Acórdão do Supremo Tribunal Administrativo | |
Processo: | 01853/13 |
Data do Acordão: | 04/02/2014 |
Tribunal: | 2 SECÇÃO |
Relator: | DULCE NETO |
Descritores: | RECURSO DE REVISTA EXCEPCIONAL NÃO ADMISSÃO DO RECURSO |
Sumário: | I – O recurso de revista excepcional previsto no artigo 150º do CPTA não corresponde à introdução generalizada de uma nova instância de recurso, funcionando apenas “como uma válvula de segurança do sistema”, pelo que só é admissível se estivermos perante uma questão que, pela sua relevância jurídica ou social, se revista de importância fundamental, ou se a admissão deste recurso for claramente necessária para uma melhor aplicação do direito. II – À luz da apontada disposição legal, no recurso de revista excepcional está excluído o controlo do erro na apreciação das provas e na fixação dos factos. III – Além de que nas questões decididas pelo TCA com fundamento em matéria de facto que compromete inexoravelmente a análise das questões de direito e o sentido da decisão, está ultrapassado o interesse na discussão das questões jurídicas intrinsecamente ligadas àquela matéria de facto. IV – E também não se justifica a admissão de revista excepcional para reapreciação da questão de saber quais são as consequências jurídicas do prolongamento das inspecções externas para além dos prazos fixados no artigo 36º do RCPIT. |
Nº Convencional: | JSTA000P17304 |
Nº do Documento: | SA22014040201853 |
Data de Entrada: | 12/05/2013 |
Recorrente: | A... |
Recorrido 1: | FAZENDA PÚBLICA |
Votação: | UNANIMIDADE |
Aditamento: | |
Texto Integral: | Acordam na Secção de Contencioso Tributário do Supremo Tribunal Administrativo: 1. A………………., com os demais sinais dos autos, interpôs recurso de revista excepcional, ao abrigo do disposto no artigo 150º do CPTA, do acórdão proferido pelo Tribunal Central Administrativo Sul que negou provimento ao recurso que interpusera da sentença de improcedência da impugnação judicial que deduzira contra os actos de liquidação adicional de IRS dos anos de 2002, 2003 e 2004. As alegações mostram-se rematadas com o seguinte quadro conclusivo: A- Foi ultrapassado o prazo máximo, peremptório, de seis meses do procedimento inspectivo. B- Não se apresentam as prorrogações da acção inspectiva fundamentadas, o que é reconhecido expressamente pelo douto Acórdão recorrido; B- Admitindo por hipótese que entenda a douta decisão que o fundamento para as prorrogações da acção são suficientes, o que não se admite, ainda assim foi ultrapassado o prazo de máximo, peremptório, de um ano do procedimento. C- O prazo do procedimento não é meramente ordenador sendo a consequência a nulidade do procedimento, com os necessários reflexos no acto de liquidação, sob pena de se apresentar este sustentado em acção inspectiva inexistente. D- Não foram notificados todos os elementos ao inspeccionado que deram causa às correcções levadas a efeito sendo certo que por isso foram preteridas formalidades legais essenciais que inquinam o procedimento, sendo a consequência a sua invalidade. E- Por tudo o que se motiva, foi violada lei substantiva e processual, revestindo as questões aqui suscitadas relevância jurídica a merecer a consideração do Tribunal, sob pena da displicência da administração tributária, passar a ter cobertura dos tribunais, desvirtuando-se assim o que foi a intenção do legislador, quanto à tramitação de um procedimento inspectivo.

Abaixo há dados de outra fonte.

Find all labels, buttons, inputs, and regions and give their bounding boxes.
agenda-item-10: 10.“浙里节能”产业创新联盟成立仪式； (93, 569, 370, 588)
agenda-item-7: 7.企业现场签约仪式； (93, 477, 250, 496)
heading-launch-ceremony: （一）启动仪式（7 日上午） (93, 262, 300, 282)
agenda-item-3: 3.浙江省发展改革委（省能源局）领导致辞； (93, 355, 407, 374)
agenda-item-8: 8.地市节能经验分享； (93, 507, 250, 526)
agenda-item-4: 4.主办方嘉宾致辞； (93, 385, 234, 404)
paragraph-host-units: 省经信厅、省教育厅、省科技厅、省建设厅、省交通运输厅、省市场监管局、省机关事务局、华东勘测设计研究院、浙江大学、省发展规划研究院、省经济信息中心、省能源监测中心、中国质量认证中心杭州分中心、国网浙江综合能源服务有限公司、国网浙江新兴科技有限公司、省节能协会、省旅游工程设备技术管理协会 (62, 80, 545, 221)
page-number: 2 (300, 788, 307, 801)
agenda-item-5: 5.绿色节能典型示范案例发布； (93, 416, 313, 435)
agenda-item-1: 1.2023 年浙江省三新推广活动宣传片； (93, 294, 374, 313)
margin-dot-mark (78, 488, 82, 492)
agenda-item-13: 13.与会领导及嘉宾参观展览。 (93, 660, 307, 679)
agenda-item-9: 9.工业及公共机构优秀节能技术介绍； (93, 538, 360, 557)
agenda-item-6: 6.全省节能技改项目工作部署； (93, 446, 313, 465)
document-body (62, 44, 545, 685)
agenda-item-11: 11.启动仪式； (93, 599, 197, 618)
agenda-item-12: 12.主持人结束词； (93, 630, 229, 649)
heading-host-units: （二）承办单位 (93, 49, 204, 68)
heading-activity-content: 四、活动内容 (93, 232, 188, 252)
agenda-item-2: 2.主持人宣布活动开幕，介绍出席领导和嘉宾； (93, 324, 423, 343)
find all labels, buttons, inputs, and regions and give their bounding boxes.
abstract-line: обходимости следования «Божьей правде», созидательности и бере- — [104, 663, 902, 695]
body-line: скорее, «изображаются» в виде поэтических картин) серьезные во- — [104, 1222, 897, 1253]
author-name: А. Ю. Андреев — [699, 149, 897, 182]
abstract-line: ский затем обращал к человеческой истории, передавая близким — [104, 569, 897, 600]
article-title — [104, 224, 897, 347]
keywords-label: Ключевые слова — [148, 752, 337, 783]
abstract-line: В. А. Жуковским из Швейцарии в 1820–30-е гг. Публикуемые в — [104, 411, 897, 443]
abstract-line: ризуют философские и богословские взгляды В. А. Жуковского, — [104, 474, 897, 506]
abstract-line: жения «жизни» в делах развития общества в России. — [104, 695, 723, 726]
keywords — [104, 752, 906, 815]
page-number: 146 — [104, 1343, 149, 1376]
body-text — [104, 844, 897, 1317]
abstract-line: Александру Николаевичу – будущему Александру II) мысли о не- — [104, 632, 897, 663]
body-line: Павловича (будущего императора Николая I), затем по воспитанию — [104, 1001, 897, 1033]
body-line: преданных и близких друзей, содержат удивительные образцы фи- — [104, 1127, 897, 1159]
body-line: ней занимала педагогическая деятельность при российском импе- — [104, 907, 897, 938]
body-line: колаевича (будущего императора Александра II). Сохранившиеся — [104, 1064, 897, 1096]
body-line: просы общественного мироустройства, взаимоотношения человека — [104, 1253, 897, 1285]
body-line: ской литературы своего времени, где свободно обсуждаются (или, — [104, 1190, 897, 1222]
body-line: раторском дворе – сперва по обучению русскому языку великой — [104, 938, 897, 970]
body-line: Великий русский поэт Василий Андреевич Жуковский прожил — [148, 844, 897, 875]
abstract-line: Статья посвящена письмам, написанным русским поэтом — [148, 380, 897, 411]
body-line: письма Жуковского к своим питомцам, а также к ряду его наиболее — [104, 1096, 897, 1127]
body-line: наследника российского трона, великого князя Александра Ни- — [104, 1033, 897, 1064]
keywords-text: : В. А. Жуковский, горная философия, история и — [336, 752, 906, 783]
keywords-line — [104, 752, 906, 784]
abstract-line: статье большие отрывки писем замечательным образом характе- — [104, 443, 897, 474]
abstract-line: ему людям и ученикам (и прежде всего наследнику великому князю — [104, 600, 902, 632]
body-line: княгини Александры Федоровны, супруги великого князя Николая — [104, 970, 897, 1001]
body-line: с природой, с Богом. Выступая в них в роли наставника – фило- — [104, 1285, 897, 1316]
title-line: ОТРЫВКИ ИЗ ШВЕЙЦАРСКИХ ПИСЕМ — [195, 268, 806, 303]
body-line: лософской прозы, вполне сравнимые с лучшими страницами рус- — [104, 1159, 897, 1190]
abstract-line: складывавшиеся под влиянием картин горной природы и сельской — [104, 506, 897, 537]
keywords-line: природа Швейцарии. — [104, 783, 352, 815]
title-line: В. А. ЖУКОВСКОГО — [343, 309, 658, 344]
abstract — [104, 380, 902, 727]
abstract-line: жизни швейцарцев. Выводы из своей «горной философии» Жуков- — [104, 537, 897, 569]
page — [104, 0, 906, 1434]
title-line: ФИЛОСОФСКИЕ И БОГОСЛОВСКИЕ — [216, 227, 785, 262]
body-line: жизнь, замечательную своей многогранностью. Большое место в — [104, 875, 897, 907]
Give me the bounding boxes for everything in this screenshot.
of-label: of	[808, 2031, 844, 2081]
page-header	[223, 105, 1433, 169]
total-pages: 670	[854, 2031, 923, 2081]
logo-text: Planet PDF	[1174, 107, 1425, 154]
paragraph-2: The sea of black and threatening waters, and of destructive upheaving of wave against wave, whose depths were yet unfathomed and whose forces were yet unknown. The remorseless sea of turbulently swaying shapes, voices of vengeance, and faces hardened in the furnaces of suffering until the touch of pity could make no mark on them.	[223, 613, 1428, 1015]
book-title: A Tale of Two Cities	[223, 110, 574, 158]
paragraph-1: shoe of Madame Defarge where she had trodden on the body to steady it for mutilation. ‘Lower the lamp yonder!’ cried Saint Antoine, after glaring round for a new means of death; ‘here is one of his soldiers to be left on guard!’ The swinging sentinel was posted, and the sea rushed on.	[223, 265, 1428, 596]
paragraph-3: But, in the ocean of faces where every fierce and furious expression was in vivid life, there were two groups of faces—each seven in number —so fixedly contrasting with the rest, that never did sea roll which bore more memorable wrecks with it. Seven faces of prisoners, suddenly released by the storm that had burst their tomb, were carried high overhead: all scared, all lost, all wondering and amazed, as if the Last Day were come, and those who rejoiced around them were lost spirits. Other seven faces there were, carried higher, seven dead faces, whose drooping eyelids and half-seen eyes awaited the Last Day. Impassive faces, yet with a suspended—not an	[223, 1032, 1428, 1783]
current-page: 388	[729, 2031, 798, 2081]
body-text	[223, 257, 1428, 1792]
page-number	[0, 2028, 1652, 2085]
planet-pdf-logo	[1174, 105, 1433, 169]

1.2. A Recorrida não apresentou contra-alegações.
1.3. O Exmº Magistrado do Ministério Público emitiu douto parecer no sentido de que o recurso não devia ser admitido por não terem sido invocados os fundamentos a que alude o art. 150º do CPTA.
1.4. Colhidos os vistos dos Exmºs Juízes Conselheiros Adjuntos, cumpre decidir.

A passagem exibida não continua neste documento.